Due to the two terrible hurricanes that hit the southeast in October, the jobs figures will likely be a mess and not very useful.
Duy said, “I don’t think they’ll pay much attention to this next employment report.”
Kathy Bostjancic, chief economist for Nationwide, said she thinks that 100,000 jobs were added in October. This is after taking out 36,000 jobs lost because of the Boeing Co. strike and 60,000 jobs lost because of the storms.
The 100,000 number is also the middle prediction of experts polled by the Wall Street Journal.
But Bostjancic said, “It will be much harder to get a handle on employment unless it’s very weak or very strong.”
Luzzetti also said that the Fed doesn’t want to go over the communication problems that came up at its meeting in September.
The market thought that the Fed had decided on a quarter-point cut before the September meeting.
But then the Financial Times and Wall Street Journal said, in what was seen as at least Fed-inspired reporting, that the choice between a possible quarter-point or half-point cut was “a close call.” In the end, the Fed decided to a half-point cut that was more aggressive.
Could the Fed make another half-point cut? Based on data that has come in since the last meeting, economists don’t think this is likely.
“The consumer data and payroll numbers were both better than expected.” “Inflation shot up faster than we thought it would,” said Lindsey Piegza, chief economist at Stifel Financial.
The Fed has been cutting interest rates. Could they stop? Also, that doesn’t seem likely.
“Nobody has pushed for skipping a cut at an upcoming meeting as part of moving toward a more gradual approach to cuts going forward,” an LH Meyers economist told clients in a note.

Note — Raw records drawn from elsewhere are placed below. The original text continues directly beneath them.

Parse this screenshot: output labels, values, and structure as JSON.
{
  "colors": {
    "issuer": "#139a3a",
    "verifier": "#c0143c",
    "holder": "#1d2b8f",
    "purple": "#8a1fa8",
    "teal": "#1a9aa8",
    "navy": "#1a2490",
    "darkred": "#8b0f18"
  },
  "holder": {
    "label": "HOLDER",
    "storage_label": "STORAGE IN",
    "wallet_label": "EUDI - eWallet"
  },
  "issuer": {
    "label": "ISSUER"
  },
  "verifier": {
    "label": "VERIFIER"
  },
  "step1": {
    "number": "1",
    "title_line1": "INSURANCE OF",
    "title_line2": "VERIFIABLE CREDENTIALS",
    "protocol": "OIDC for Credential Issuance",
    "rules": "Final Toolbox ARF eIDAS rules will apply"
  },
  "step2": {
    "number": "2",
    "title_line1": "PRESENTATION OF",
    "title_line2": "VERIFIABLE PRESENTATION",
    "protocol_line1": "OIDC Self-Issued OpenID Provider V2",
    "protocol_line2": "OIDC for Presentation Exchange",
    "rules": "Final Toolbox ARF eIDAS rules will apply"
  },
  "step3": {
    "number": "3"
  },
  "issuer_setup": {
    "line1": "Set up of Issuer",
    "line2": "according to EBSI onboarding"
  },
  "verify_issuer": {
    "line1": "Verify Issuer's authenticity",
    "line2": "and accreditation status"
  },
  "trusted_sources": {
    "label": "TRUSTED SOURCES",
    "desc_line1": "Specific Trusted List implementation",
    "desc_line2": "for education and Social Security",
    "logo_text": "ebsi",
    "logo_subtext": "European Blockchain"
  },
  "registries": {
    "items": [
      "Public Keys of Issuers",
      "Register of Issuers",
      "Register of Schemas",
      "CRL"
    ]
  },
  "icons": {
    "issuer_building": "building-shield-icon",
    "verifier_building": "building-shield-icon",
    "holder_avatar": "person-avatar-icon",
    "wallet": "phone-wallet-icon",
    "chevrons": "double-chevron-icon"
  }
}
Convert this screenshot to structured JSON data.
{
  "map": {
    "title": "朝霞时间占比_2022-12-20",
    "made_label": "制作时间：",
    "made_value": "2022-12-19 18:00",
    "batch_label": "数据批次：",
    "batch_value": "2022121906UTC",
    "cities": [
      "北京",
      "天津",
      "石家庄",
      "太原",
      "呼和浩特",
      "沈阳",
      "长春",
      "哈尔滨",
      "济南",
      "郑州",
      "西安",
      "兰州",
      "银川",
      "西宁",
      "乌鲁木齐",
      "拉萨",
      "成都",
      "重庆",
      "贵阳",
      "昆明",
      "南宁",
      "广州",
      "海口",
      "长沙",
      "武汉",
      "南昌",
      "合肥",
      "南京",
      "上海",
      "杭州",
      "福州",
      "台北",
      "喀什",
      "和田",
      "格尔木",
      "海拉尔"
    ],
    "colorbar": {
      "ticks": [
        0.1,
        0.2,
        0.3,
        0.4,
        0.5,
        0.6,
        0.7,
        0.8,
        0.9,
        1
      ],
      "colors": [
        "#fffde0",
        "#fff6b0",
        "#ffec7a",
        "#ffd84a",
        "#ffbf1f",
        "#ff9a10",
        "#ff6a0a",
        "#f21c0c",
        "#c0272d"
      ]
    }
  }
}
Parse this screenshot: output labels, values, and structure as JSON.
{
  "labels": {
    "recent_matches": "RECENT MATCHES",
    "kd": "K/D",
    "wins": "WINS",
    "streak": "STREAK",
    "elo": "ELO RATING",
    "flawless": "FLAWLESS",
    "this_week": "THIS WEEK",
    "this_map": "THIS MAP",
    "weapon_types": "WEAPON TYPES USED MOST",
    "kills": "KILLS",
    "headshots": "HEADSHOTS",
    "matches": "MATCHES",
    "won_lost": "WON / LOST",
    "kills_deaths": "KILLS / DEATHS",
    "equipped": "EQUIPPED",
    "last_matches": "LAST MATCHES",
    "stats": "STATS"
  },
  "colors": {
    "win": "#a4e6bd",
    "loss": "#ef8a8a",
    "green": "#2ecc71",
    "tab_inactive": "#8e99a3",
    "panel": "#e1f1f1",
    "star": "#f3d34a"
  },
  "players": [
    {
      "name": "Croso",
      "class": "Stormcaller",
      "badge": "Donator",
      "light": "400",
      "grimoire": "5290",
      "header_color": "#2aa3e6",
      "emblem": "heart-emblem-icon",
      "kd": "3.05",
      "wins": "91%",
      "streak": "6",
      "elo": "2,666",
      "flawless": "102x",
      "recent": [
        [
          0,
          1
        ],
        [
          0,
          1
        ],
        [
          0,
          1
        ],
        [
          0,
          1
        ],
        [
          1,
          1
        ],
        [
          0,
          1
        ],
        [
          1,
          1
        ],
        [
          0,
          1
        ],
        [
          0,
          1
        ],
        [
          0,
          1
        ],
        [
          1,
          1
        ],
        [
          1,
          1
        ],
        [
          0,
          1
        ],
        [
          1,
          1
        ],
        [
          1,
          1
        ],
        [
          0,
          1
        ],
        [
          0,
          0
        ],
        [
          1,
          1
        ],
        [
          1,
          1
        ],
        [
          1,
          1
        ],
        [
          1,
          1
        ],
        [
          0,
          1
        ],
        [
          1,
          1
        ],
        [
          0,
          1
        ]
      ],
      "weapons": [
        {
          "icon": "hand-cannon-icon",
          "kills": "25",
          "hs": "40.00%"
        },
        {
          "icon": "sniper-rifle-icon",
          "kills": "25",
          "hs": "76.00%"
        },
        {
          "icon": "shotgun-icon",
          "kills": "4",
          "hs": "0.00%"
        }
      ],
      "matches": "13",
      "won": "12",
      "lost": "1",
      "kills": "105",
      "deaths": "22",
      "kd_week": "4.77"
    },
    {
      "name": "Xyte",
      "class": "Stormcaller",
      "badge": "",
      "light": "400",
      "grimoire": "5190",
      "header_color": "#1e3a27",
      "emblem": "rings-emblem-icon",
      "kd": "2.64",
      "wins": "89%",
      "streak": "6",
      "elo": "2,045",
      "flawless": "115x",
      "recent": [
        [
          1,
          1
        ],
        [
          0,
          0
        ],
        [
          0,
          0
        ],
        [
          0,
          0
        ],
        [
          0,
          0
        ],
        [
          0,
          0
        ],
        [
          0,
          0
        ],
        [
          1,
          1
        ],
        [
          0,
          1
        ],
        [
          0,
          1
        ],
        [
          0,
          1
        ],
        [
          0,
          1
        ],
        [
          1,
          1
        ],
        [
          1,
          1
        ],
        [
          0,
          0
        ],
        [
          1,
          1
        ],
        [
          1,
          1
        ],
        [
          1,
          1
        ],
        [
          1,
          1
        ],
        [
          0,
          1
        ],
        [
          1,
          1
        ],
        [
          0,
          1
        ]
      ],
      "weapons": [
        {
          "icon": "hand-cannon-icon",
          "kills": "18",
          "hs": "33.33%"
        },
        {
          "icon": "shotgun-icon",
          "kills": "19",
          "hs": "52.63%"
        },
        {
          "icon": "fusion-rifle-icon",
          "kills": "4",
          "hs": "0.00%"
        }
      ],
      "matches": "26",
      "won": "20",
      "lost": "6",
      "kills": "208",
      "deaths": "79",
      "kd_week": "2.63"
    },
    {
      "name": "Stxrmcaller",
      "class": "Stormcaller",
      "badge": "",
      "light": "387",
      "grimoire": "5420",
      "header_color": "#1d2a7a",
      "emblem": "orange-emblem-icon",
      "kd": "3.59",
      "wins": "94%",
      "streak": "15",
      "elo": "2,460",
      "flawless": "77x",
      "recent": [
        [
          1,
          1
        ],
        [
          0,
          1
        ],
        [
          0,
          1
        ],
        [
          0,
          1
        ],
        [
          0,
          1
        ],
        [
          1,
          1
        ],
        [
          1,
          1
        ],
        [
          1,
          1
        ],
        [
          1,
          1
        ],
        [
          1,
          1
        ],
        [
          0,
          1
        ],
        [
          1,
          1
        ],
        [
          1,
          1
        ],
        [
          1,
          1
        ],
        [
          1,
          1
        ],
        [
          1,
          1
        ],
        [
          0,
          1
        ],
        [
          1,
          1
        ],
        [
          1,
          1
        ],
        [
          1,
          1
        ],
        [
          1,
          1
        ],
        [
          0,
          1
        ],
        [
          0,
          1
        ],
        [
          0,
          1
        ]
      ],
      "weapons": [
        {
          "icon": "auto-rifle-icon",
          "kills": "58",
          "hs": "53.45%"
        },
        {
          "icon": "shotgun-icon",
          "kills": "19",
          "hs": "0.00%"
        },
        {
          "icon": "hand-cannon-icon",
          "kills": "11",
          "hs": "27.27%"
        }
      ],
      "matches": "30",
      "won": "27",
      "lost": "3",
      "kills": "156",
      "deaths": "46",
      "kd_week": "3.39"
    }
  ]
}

The Fed will also know the outcome of the presidential election on November 5 before they meet. The FOMC’s November meeting is moved from Tuesday and Wednesday to Wednesday and Thursday during election years. It used to be on Tuesday and Wednesday.
Luzzetti said he didn’t think the election would change the Fed’s mind about cutting rates by a quarter point on November 7. He said that it wouldn’t be clear how a new government would affect the economy until 2025.
They all agree that after November, things will be harder for the Fed.
If economic data keeps coming in strong, it will make people wonder how tight Fed policy really is.
Duy said that he thinks Powell will rely on the Fed’s own forecast at his November press conference. He said that the Fed plans to cut rates by another quarter-point in December and will wait to make a decision until it sees more data.
Duy said, “I don’t think the Fed is going to dove it up or hawk it up.”
Fed-funds futures show that there is a 22.3% chance of a pause in December right now.
Piegza of Stifel said she wouldn’t say for sure that the numbers wouldn’t have some effect on the Fed’s decision.
“I don’t think 50bp is a good idea.” She said, “I think 25bp is the base case, but a much better employment report along with PCE inflation could move the needle toward skipping November.”